Размахивая штиблетками, он на ходу остановился и стал читать.
— «Граждане изби-ра-те-ли!» — еще раз прочитал Уклейкин вслух, стараясь проникнуть в смысл каждой буквы.
И повторил еще раз.
А черные буквы уже врезались в память, яркие, ясные жирной чернотой и тем неосязаемым, что таилось в их яркой, кричащей черноте.
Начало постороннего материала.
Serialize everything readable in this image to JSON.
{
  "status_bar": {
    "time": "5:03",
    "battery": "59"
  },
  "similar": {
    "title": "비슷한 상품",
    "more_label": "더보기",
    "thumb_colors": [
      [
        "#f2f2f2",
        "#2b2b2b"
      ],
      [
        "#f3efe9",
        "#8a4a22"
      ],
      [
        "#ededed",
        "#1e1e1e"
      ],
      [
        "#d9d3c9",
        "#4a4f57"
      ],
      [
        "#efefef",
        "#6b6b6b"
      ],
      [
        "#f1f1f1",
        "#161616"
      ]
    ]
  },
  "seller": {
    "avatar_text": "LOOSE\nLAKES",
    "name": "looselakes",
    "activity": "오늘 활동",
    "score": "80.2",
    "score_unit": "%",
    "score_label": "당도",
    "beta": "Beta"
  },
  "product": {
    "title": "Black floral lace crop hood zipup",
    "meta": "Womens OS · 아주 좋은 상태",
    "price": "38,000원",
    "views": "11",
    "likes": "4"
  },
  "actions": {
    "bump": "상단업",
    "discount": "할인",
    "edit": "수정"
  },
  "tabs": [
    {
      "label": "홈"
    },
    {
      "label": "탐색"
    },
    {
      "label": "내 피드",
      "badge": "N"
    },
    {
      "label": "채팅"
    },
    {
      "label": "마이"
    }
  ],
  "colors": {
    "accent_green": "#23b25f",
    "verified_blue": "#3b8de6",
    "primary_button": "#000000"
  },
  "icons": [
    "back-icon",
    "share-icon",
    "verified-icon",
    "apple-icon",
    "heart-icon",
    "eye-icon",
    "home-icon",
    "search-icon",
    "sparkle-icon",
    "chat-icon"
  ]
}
Врезались так, что, зажмуря глаза, он мог представить их себе как бы в воздухе, живыми, двигающимися, с белой полоской плохого оттиска буквы "р", в виде топорика с оторванной ручкой, и с резко-округленным, точно ощерившим зубы "з".
Кто-то живой, казалось ему, выбросил эти, на взгляд немые, буквы, забрался в голову и там, неслышный, но громкий, обращался к нему:
— Граждане!
Купец, строгий, седой, тяжелый, в упругой бараньей шубе, шел мимо и тоже остановился.
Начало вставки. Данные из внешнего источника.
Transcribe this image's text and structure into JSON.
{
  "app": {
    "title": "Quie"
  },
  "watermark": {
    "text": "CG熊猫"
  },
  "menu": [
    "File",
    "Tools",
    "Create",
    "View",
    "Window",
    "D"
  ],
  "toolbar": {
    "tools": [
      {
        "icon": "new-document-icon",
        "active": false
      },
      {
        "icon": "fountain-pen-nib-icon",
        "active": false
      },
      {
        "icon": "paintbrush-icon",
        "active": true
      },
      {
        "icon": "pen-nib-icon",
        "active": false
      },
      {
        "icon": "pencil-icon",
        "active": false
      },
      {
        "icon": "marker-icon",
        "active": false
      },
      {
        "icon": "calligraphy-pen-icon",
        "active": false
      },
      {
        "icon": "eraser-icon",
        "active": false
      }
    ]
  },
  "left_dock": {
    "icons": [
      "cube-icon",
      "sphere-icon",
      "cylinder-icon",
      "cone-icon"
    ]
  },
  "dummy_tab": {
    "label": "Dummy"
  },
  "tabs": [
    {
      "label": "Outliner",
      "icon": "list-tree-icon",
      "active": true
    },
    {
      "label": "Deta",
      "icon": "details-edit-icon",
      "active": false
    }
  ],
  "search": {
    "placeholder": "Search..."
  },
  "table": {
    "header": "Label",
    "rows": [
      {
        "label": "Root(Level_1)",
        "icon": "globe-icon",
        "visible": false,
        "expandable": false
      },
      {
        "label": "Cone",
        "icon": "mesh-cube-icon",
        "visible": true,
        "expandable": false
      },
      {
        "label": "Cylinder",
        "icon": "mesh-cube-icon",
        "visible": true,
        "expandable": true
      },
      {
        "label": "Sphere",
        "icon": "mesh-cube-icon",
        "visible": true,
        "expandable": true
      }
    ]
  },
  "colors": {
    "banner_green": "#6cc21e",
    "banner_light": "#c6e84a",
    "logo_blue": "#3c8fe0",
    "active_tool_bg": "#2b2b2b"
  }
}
— Это, стало быть, к нам, ваше степенство?
Купец жирно откашлялся, покосился на штиблетки и тощее, все в маленьких черных точках и прыщах лицо Уклейкина и пошел дальше, шмурыгая ботами.
А белая афиша потрескивала на ветру, шевелились буквы, точно кто-то сидел за ней, двигался и говорил неслышно:
«Граждане избиратели!»
И даже резкий февральский ветер, крутившийся по площади и с сухим, замирающим потрескиванием кидавший в бумагу и бледное лицо грязным мелким снежком, не чувствовался. Уклейкин водил коченевшим пальцем и разбирал:
«Граждане избиратели!»
Недавно, совсем недавно его никто и по имени-то не называл. У хозяина в учениках жил: «Митька», «черт», «поганец» — только всего и было, не говоря о рукоприкладстве.
Заказчики обыкновенно говорили: «Ну, ты… как тебя… Ты!..» Заказчики из начальства, как, например, пристав, не называли никак, а издавали неопределенный звук — «гм»…
— Гм… Носок-то… гм… того… Лезешь грязной лапой… И несет, черт знает… Гм…
Хотя Уклейкин, идя снимать мерку с их высокоблагородия, отмывал с песком руки и вообще старался пообчиститься.
Городовой, когда Уклейкин бубнил на улице, обзывал «лукопером», «шкандалистом» и «обормотом». Улица кричала: «Уклейкин!» — но в этом крике звучали насмешка и зубоскальство.
Матрена звала когда-то «Митюш»; первый за свадьбой месяц величала по отчеству: «Вы, Митрий Василич». Еще через месяц — просто «Митрий», а там и пошло: «пьяница», «шкилет», «навязался на шею, лысый черт».
Сам он последнее время проникся сознанием своей потерянности и ничтожности. И только в запой чувствовал в себе прежнего Уклейкина, когда-то лихого балалаечника и балагура, куда-то рвался, словно хотел сбросить с себя свое измотанное существо, и гремел. Да иногда в церкви, у утрени, когда стоял в темном уголке, появлялась неизвестно откуда забеглая дума, что все перед господом равны. И когда смотрел на черную, в тихом пунцовом свете дремотно взирающую икону с книгой в руке, просил он о чем-то, сам не зная — о чем, беззвучно шевелил губами, разевал рот и сжимал веки; что-то ныло в нем, что-то выложить хотел он, сказать, заплакать, что ли.
И не знал, что сказать и о чем заплакать. Вздыхал, всхлипывал носом, моргал и напряженно крестился, вдавливая в лоб желтые ногти.